Let $(E, \|\cdot \|)$ be a real Banach space. Let $\tau_1$ be the weak topology induced by $\|\cdot\|$. Let $[\cdot]$ be another norm on $E$ that is weaker than $\|\cdot\|$, i.e., there is $C>0$ such that $[u] \le C \|u\|$ for all $u\in E$. Let $\tau_2$ be the weak topology induced by $[\cdot]$.
In solving exercise 6.13.1 in Brezis' Functional Analysis, I would like to verify that $\tau_2 \subset \tau_1$. Could you please have a check on my below attempt?

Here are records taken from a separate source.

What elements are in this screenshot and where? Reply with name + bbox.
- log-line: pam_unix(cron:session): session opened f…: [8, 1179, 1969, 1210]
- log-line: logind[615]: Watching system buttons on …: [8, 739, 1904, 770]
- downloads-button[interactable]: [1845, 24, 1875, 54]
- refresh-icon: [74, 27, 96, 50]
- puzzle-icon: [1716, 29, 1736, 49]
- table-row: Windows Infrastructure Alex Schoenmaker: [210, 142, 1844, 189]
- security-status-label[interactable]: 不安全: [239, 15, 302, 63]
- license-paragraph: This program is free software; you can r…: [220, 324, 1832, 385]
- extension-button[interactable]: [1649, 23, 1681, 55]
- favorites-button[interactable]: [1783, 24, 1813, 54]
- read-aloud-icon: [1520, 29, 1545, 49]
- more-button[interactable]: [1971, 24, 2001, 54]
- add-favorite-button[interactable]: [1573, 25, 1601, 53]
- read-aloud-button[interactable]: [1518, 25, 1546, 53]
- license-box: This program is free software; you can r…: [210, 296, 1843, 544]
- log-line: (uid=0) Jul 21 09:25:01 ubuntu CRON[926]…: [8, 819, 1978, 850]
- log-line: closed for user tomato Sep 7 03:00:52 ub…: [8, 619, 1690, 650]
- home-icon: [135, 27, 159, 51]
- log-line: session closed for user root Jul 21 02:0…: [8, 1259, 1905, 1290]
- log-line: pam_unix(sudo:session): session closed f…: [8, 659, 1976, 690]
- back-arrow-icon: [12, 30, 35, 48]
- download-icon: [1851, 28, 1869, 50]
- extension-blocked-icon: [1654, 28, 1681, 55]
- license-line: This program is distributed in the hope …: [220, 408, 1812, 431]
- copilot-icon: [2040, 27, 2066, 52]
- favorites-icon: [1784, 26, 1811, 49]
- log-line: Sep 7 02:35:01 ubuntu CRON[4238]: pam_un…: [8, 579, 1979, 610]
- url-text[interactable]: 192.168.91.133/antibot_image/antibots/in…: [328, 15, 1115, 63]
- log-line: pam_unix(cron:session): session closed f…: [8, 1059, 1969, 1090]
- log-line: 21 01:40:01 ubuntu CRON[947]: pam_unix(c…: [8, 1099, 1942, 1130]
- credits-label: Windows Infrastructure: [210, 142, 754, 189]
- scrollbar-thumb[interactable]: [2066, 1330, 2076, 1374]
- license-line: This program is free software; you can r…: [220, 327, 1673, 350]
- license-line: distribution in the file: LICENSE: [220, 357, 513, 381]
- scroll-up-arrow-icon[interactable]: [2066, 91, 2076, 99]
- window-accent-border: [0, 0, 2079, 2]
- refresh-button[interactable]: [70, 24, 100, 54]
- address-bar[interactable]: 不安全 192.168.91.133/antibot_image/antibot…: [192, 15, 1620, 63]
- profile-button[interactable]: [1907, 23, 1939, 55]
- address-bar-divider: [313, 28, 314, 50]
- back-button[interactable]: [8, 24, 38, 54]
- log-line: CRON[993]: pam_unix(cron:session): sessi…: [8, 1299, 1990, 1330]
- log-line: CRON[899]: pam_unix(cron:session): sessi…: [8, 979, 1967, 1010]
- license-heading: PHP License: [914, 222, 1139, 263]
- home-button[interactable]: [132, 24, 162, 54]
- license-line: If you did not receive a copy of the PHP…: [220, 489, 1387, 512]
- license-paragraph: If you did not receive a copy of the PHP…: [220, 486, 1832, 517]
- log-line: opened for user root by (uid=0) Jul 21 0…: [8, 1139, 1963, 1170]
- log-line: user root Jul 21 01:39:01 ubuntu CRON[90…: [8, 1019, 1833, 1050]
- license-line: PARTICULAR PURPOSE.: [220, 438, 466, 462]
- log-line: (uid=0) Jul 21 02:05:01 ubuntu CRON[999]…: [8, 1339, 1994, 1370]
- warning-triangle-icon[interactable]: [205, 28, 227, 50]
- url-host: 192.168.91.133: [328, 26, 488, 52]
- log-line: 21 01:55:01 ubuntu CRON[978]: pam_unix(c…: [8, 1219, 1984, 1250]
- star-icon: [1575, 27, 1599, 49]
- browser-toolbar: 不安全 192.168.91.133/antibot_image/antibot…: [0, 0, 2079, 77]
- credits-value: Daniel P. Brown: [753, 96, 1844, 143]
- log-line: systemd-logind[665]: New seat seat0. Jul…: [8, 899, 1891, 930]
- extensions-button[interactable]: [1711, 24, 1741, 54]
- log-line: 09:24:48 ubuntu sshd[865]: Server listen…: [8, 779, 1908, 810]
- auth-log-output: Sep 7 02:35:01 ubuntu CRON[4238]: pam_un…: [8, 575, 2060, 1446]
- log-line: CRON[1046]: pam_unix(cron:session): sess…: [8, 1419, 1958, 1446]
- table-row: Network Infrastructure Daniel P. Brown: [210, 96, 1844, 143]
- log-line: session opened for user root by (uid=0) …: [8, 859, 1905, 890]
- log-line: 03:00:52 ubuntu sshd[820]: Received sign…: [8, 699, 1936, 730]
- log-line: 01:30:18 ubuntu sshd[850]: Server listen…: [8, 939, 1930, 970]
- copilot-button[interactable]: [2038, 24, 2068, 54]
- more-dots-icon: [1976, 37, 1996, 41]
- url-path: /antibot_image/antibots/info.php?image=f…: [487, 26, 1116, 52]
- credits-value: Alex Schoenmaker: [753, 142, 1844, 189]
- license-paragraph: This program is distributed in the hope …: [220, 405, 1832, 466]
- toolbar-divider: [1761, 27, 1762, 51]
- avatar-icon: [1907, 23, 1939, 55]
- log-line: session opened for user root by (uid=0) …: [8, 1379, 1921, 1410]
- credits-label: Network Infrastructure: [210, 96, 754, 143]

Let $E^*_{\|\cdot \|}$ be the dual of $E$ w.r.t. $\|\cdot \|$. Let $E^*_{[\cdot ]}$ be the dual of $E$ w.r.t. $[\cdot ]$. Then $\tau_1$ is the initial topology on $E$ induced $E^*_{\|\cdot \|}$. Similarly, $\tau_2$ is the initial topology on $E$ induced $E^*_{[\cdot]}$. Then it suffices to prove that $E^*_{[\cdot]} \subset E^*_{\|\cdot \|}$. Let $T\in E^*_{[\cdot]}$. We will prove that $T \in E^*_{\|\cdot \|}$. Clearly, $T$ is linear. It remains to prove that $T$ is continuous w.r.t. $\|\cdot\|$. Let $x, x_n \in E$ such that $\|x_n-x\| \to 0$. Because $[\cdot]$ is weaker than $\|\cdot\|$, we get $[x_n-x] \to 0$. Because $T \in E^*_{[\cdot]}$, we get $Tx_n \to Tx$. This completes the proof.